Shareholders in the Hipgnosis Songs Fund - or SONG - have backed a proposal to give its board discretionary powers to pay fees of up to £20 million to any possible bidder for the music catalogues it owns. At an Extraordinary General Meeting earlier today, 68.4% of eligible shareholders participated in the vote and 99.9% of those participating voted in favour of the plan.
The new board of SONG announced the proposal last month. It means directors will be able to pay up to £20 million to “any prospective bidder(s) who approach the board seeking to make an acquisition of the assets of the company on terms recommendable by the board to shareholders”.

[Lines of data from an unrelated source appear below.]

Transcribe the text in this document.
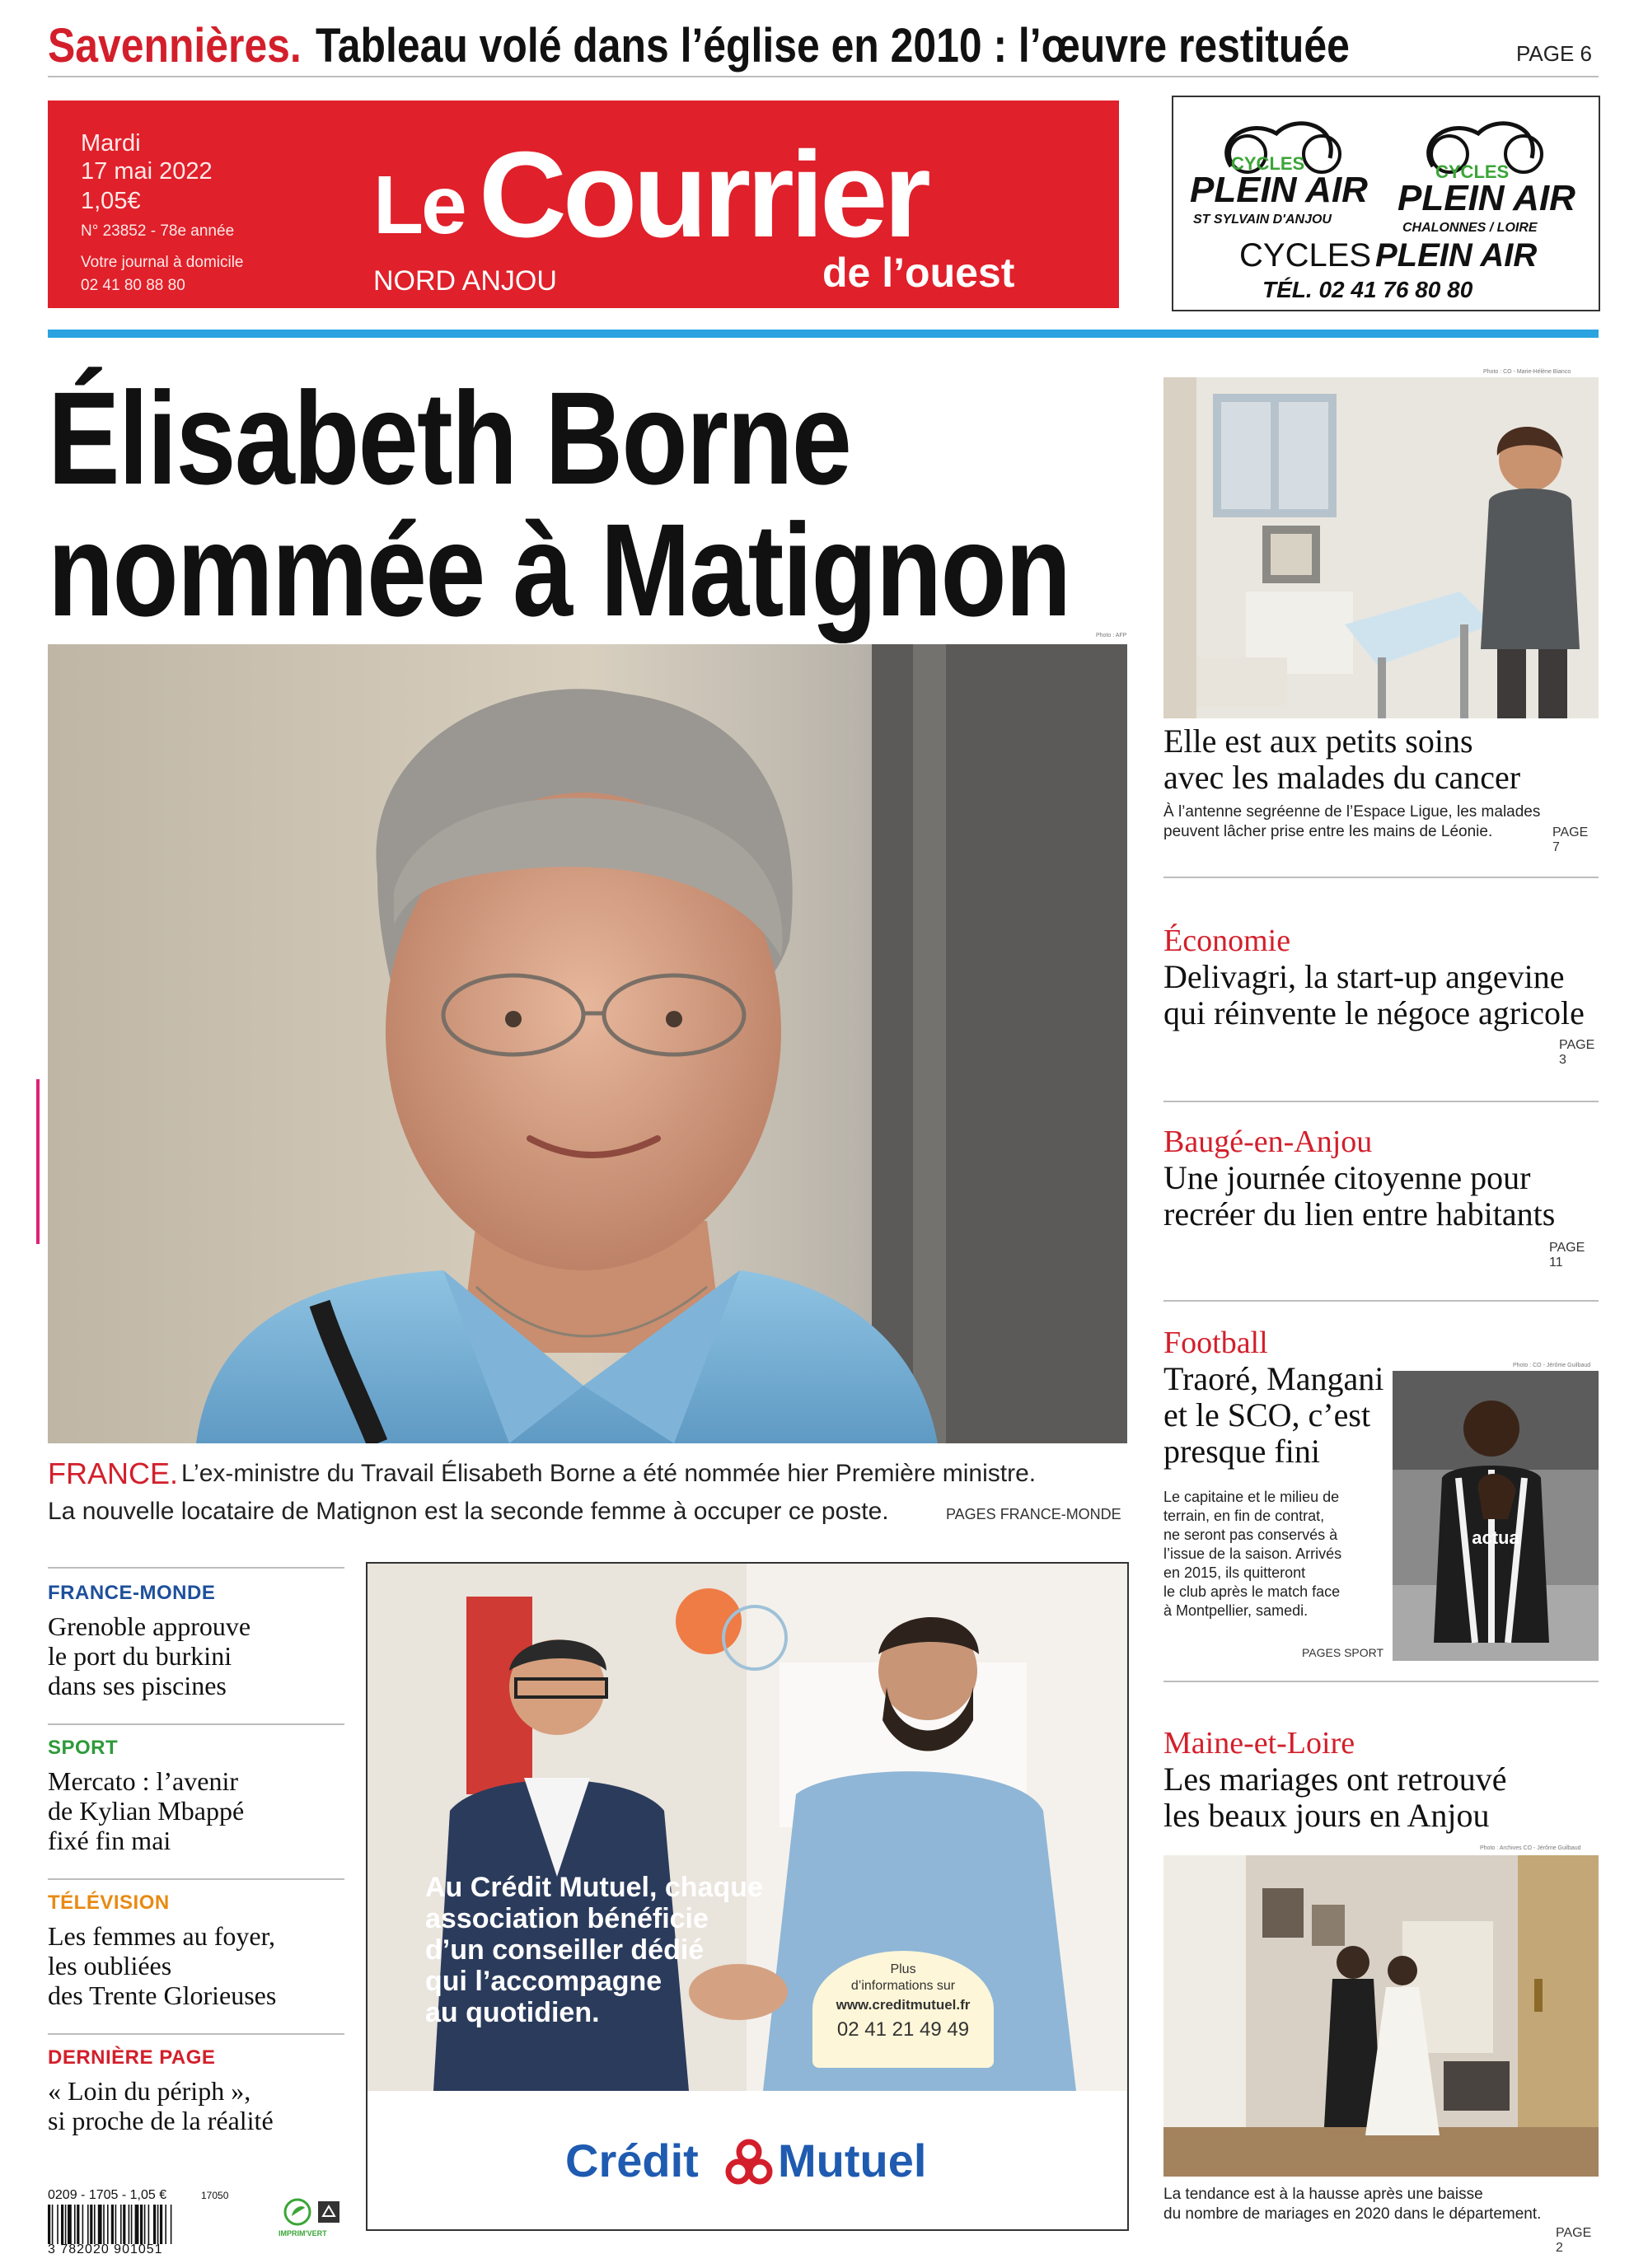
Savennières. Tableau volé dans l’église en 2010 : l’œuvre restituée	PAGE 6
Mardi
17 mai 2022
1,05€
N° 23852 - 78e année
Votre journal à domicile
02 41 80 88 80
Le Courrier
de l’ouest
NORD ANJOU
CYCLES
PLEIN AIR
ST SYLVAIN D'ANJOU
CYCLES
PLEIN AIR
CHALONNES / LOIRE
CYCLES PLEIN AIR
TÉL. 02 41 76 80 80
Élisabeth Borne
nommée à Matignon	Photo : AFP
FRANCE. L’ex-ministre du Travail Élisabeth Borne a été nommée hier Première ministre.
La nouvelle locataire de Matignon est la seconde femme à occuper ce poste.	PAGES FRANCE-MONDE
Photo : CO - Marie-Hélène Bianco
Elle est aux petits soins
avec les malades du cancer
À l’antenne segréenne de l’Espace Ligue, les malades
peuvent lâcher prise entre les mains de Léonie.	PAGE 7
Économie
Delivagri, la start-up angevine
qui réinvente le négoce agricole
PAGE 3
Baugé-en-Anjou
Une journée citoyenne pour
recréer du lien entre habitants
PAGE 11
Football
Traoré, Mangani
et le SCO, c’est
presque fini
Le capitaine et le milieu de
terrain, en fin de contrat,
ne seront pas conservés à
l’issue de la saison. Arrivés
en 2015, ils quitteront
le club après le match face
à Montpellier, samedi.
PAGES SPORT
Photo : CO - Jérôme Guilbaud
actua
Maine-et-Loire
Les mariages ont retrouvé
les beaux jours en Anjou
Photo : Archives CO - Jérôme Guilbaud
La tendance est à la hausse après une baisse
du nombre de mariages en 2020 dans le département.
PAGE 2
FRANCE-MONDE
Grenoble approuve
le port du burkini
dans ses piscines
SPORT
Mercato : l’avenir
de Kylian Mbappé
fixé fin mai
TÉLÉVISION
Les femmes au foyer,
les oubliées
des Trente Glorieuses
DERNIÈRE PAGE
« Loin du périph »,
si proche de la réalité
Au Crédit Mutuel, chaque
association bénéficie
d’un conseiller dédié
qui l’accompagne
au quotidien.
Plus
d’informations sur
www.creditmutuel.fr
02 41 21 49 49
Crédit Mutuel
0209 - 1705 - 1,05 €	17050
3 782020 901051
IMPRIM'VERT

When first making the proposal, the directors said that being able to offer such payments will “provide significant protection to prospective offerors against their due diligence and acquisition costs” and help “ensure that they are not deterred from seeking to engage” with HSF should they wish to buy some or all of the fund’s assets.
At today's EGM, 825 million shareholder votes backed the proposal, while 1.1 million opposed it. It's not clear from the breakdown of the voting how many individual shareholders or entities the 1.1 million shareholder votes cast against the motion might represent. In monetary terms that stake constitutes a relatively modest investment in the company and it's entirely conceivable that those shares could be controlled by just one or two people.
The board of SONG is still in the process of conducting a strategic review of the fund's operations, including its relationship with investment advisor Hipgnosis Song Management. There has, of course, been a war of words of late between the two Hipgnosis entities, which were both founded by Merck Mercuriadis. He continues to head up HSM, although he announced last week that he will move from a CEO role to become Chair.